Il dovere del Ssn è prioritariamente quello di ottemperare ai Lea, i Livelli Essenziali di Assistenza, che prevedono la attuazione di tutti i livelli (ospedalieri, ambulatoriali, domiciliari) della Rete di Cure palliative. Il Ssn deve creare in modo sistematico la possibilità della scelta per la “ricerca del bello” come provavo a descrivere sopra. Offrire su tutto il territorio nazionale le “migliori cure palliative” quelle originali, quelle di Cicely Saunders. Offrire un approccio palliativo capillare e diffuso e un certo numero di specialisti in medicina palliativa, con cui tutti possano venire in contatto e che tutti possano “provare”. Offrire cure palliative moderne, che prevedano la applicazione delle Leggi inerenti, in particolare la 38 del 2010 (su cure palliative e la terapia del dolore) e la 219 del 2017 (sul consenso informato e la pianificazione anticipata e condivisa delle cure). 

Qual è la responsabilità della società, di tutti noi, rispetto a persone in condizioni di fragilità anche estrema?
Contribuire a una presenza. Vi sono esempi incredibili e sorprendenti di società civile che si organizza per un accompagnamento reciproco. Solo per citare alcuni esempi di cui sono a conoscenza diretta. La Mongolfiera di Imola, nata per consentire ai bambini con disabilità di alcune famiglie di frequentare le scuole, e che tempo è diventata un vero e proprio luogo di accoglienza per centinaia di famiglie con bimbi con problemi, su tutto il territorio nazionale.

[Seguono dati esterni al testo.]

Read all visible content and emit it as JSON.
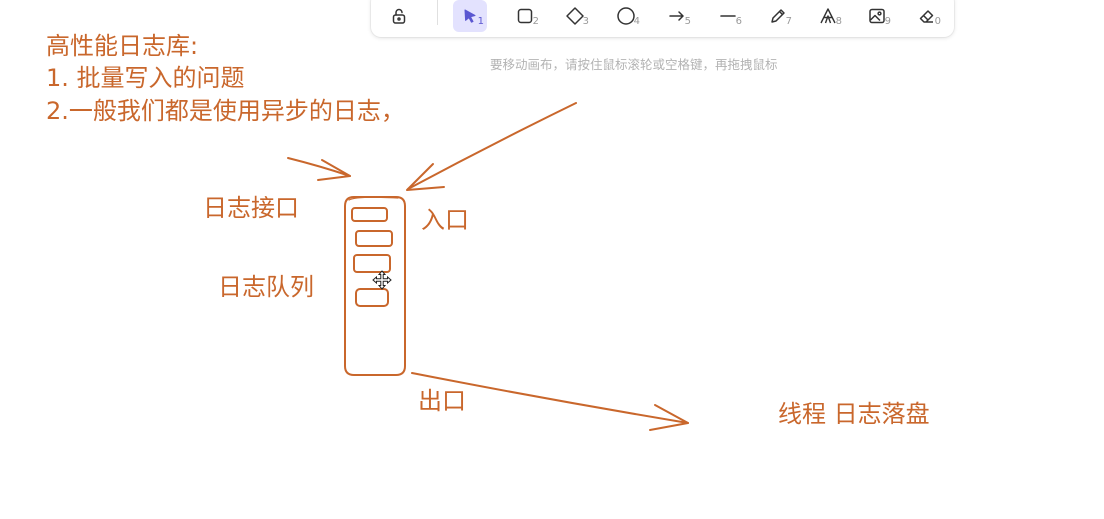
{
  "colors": {
    "ink": "#c9672c",
    "selected_bg": "#e3e2fe",
    "selected_fg": "#5b57d1",
    "hint": "#b3b3b3"
  },
  "toolbar": {
    "lock": {
      "icon": "unlock-icon"
    },
    "tools": [
      {
        "icon": "pointer-icon",
        "key": "1",
        "selected": true
      },
      {
        "icon": "rectangle-icon",
        "key": "2"
      },
      {
        "icon": "diamond-icon",
        "key": "3"
      },
      {
        "icon": "ellipse-icon",
        "key": "4"
      },
      {
        "icon": "arrow-icon",
        "key": "5"
      },
      {
        "icon": "line-icon",
        "key": "6"
      },
      {
        "icon": "pencil-icon",
        "key": "7"
      },
      {
        "icon": "text-icon",
        "key": "8"
      },
      {
        "icon": "image-icon",
        "key": "9"
      },
      {
        "icon": "eraser-icon",
        "key": "0"
      }
    ]
  },
  "hint_text": "要移动画布，请按住鼠标滚轮或空格键，再拖拽鼠标",
  "notes": {
    "line1": "高性能日志库:",
    "line2": "1. 批量写入的问题",
    "line3": "2.一般我们都是使用异步的日志，"
  },
  "labels": {
    "log_interface": "日志接口",
    "entry": "入口",
    "log_queue": "日志队列",
    "exit": "出口",
    "thread_flush": "线程  日志落盘"
  }
}
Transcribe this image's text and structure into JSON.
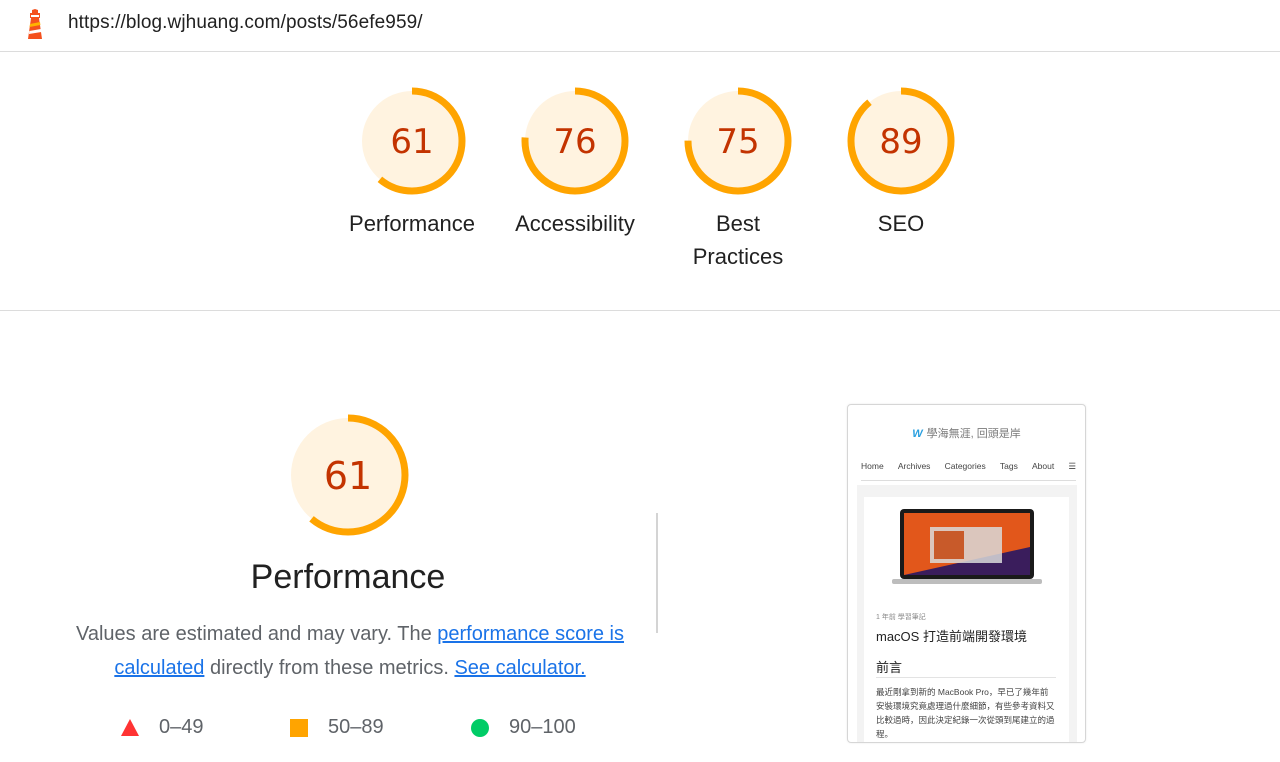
{
  "header": {
    "url": "https://blog.wjhuang.com/posts/56efe959/",
    "logo_icon": "lighthouse-icon"
  },
  "colors": {
    "average": "#ffa400",
    "average_bg": "#fff3e0",
    "average_text": "#c33300",
    "fail": "#ff3333",
    "pass": "#00cc66",
    "link": "#1a73e8"
  },
  "scores": [
    {
      "label": "Performance",
      "score": "61",
      "value": 61
    },
    {
      "label": "Accessibility",
      "score": "76",
      "value": 76
    },
    {
      "label": "Best Practices",
      "score": "75",
      "value": 75
    },
    {
      "label": "SEO",
      "score": "89",
      "value": 89
    }
  ],
  "performance": {
    "score": "61",
    "value": 61,
    "title": "Performance",
    "desc_prefix": "Values are estimated and may vary. The ",
    "link_score": "performance score is calculated",
    "desc_middle": " directly from these metrics. ",
    "link_calculator": "See calculator.",
    "legend": [
      {
        "range": "0–49",
        "shape": "triangle-icon"
      },
      {
        "range": "50–89",
        "shape": "square-icon"
      },
      {
        "range": "90–100",
        "shape": "circle-icon"
      }
    ]
  },
  "screenshot": {
    "brand": "學海無涯, 回頭是岸",
    "nav": [
      "Home",
      "Archives",
      "Categories",
      "Tags",
      "About"
    ],
    "meta": "1 年前   學習筆記",
    "title": "macOS 打造前端開發環境",
    "heading": "前言",
    "body": "最近剛拿到新的 MacBook Pro，早已了幾年前安裝環境究竟處理過什麼細節，有些參考資料又比較過時，因此決定紀錄一次從頭到尾建立的過程。"
  }
}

Oppure i cosiddetti “Quadratini”, ammalati e famiglie che una volta alla settimana per Zoom si collegano per condividere le proprie esperienze. Allargare la tribù e accompagnare: “ad cum panio”, mangio il pane con te mentre camminiamo insieme.

Si dice che occorre lasciar libero chi vuole farla finita perché “non ce la fa più” di compiere la sua scelta. Lei cosa pensa?
Vent’anni di vita con tetraplegia meritano un rispetto infinito, possono sembrare il crocevia tra la distrazione di Dio e la libertà dell’uomo. E’ questa libertà che merita di essere inserita dentro una storia particolare di relazione e di esperienza di bene, di speranza, di sguardo commosso e fedele.